In several descriptive investigations, several factors related to resistance to antiepileptic drugs have been identified. In children (prospective study):39 age younger than one year, symptomatic epilepsy, mental retardation or overall developmental delay, pathological neuroimaging study, or a high seizure frequency prior to being diagnosed with drug-resistant epilepsy (level of evidence [LE] II). In adolescents:8 focal epilepsy, mental retardation or psychiatric disturbances (LE II). In adults (prospective study):39 symptomatic focal epilepsy, initial consciousness impairment during seizures, multiple seizure types, tonic-akinetic seizures, or anomalies on the electroencephalogram (EEG) (LE IV). But by analyzing many of these factors independently, a strong association has not been demonstrated and the levels of evidence are unreliable. To demonstrate the association between the factors mentioned above, it is necessary to carry out many future investigations that analyze each factor independently, in populations with diverse demographic characteristics, for long periods of time.

Conclusion

All the information mentioned previously shows that drug-resistant epilepsy is a frequent, expensive and disabling condition.
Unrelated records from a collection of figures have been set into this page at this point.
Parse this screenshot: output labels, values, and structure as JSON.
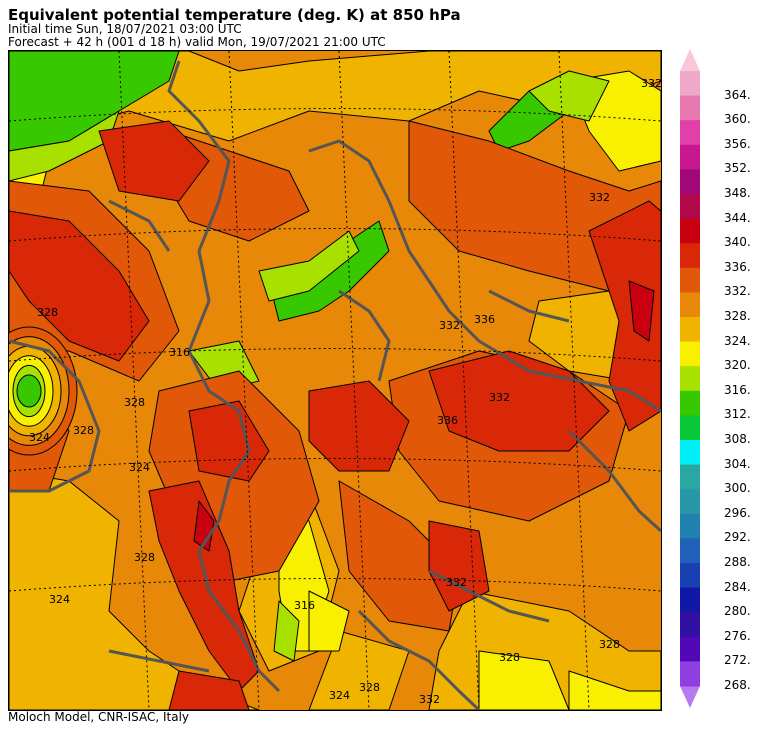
{
  "header": {
    "title": "Equivalent potential temperature (deg. K) at 850 hPa",
    "initial": "Initial time  Sun, 18/07/2021  03:00 UTC",
    "forecast": "Forecast  +  42 h  (001 d 18 h)  valid Mon, 19/07/2021 21:00 UTC"
  },
  "footer": "Moloch Model, CNR-ISAC, Italy",
  "colorbar": {
    "levels": [
      {
        "label": "364.",
        "color": "#f0a8c8"
      },
      {
        "label": "360.",
        "color": "#e878b0"
      },
      {
        "label": "356.",
        "color": "#e040a8"
      },
      {
        "label": "352.",
        "color": "#c81890"
      },
      {
        "label": "348.",
        "color": "#a00878"
      },
      {
        "label": "344.",
        "color": "#b00848"
      },
      {
        "label": "340.",
        "color": "#c80010"
      },
      {
        "label": "336.",
        "color": "#d82808"
      },
      {
        "label": "332.",
        "color": "#e05808"
      },
      {
        "label": "328.",
        "color": "#e88808"
      },
      {
        "label": "324.",
        "color": "#f0b400"
      },
      {
        "label": "320.",
        "color": "#f8f000"
      },
      {
        "label": "316.",
        "color": "#a8e000"
      },
      {
        "label": "312.",
        "color": "#38c800"
      },
      {
        "label": "308.",
        "color": "#08c838"
      },
      {
        "label": "304.",
        "color": "#00f0f8"
      },
      {
        "label": "300.",
        "color": "#28a8a0"
      },
      {
        "label": "296.",
        "color": "#2898a8"
      },
      {
        "label": "292.",
        "color": "#2080b0"
      },
      {
        "label": "288.",
        "color": "#2060b8"
      },
      {
        "label": "284.",
        "color": "#1840b0"
      },
      {
        "label": "280.",
        "color": "#1018a8"
      },
      {
        "label": "276.",
        "color": "#3010a0"
      },
      {
        "label": "272.",
        "color": "#5008b8"
      },
      {
        "label": "268.",
        "color": "#9040e0"
      }
    ],
    "top_cap_color": "#f8c8d8",
    "bottom_cap_color": "#b878f0"
  },
  "map": {
    "contour_labels": [
      "332",
      "328",
      "324",
      "328",
      "328",
      "328",
      "324",
      "336",
      "332",
      "324",
      "328",
      "316",
      "316",
      "328",
      "332",
      "336",
      "332",
      "328",
      "332",
      "332",
      "324"
    ],
    "fill_colors": {
      "c336": "#d82808",
      "c332": "#e05808",
      "c328": "#e88808",
      "c324": "#f0b400",
      "c320": "#f8f000",
      "c316": "#a8e000",
      "c312": "#38c800",
      "c340": "#c80010"
    }
  }
}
Although multiple predictors of drug resistance have been designed. It is necessary to highlight the etiology of epilepsy, the number of seizures before starting treatment with ADE, as well as the responses to drugs after starting treatment as the main factors that influence the development of drug-resistant epilepsy. Future studies should aim to document modifiable risk factors and biological markers that allow an early identification of patients at high risk of developing this condition, and positively impact the neurobiological course of the disease.

Acknowledgements

None.

Conflict of interest

The author declares that there is no conflict of interest.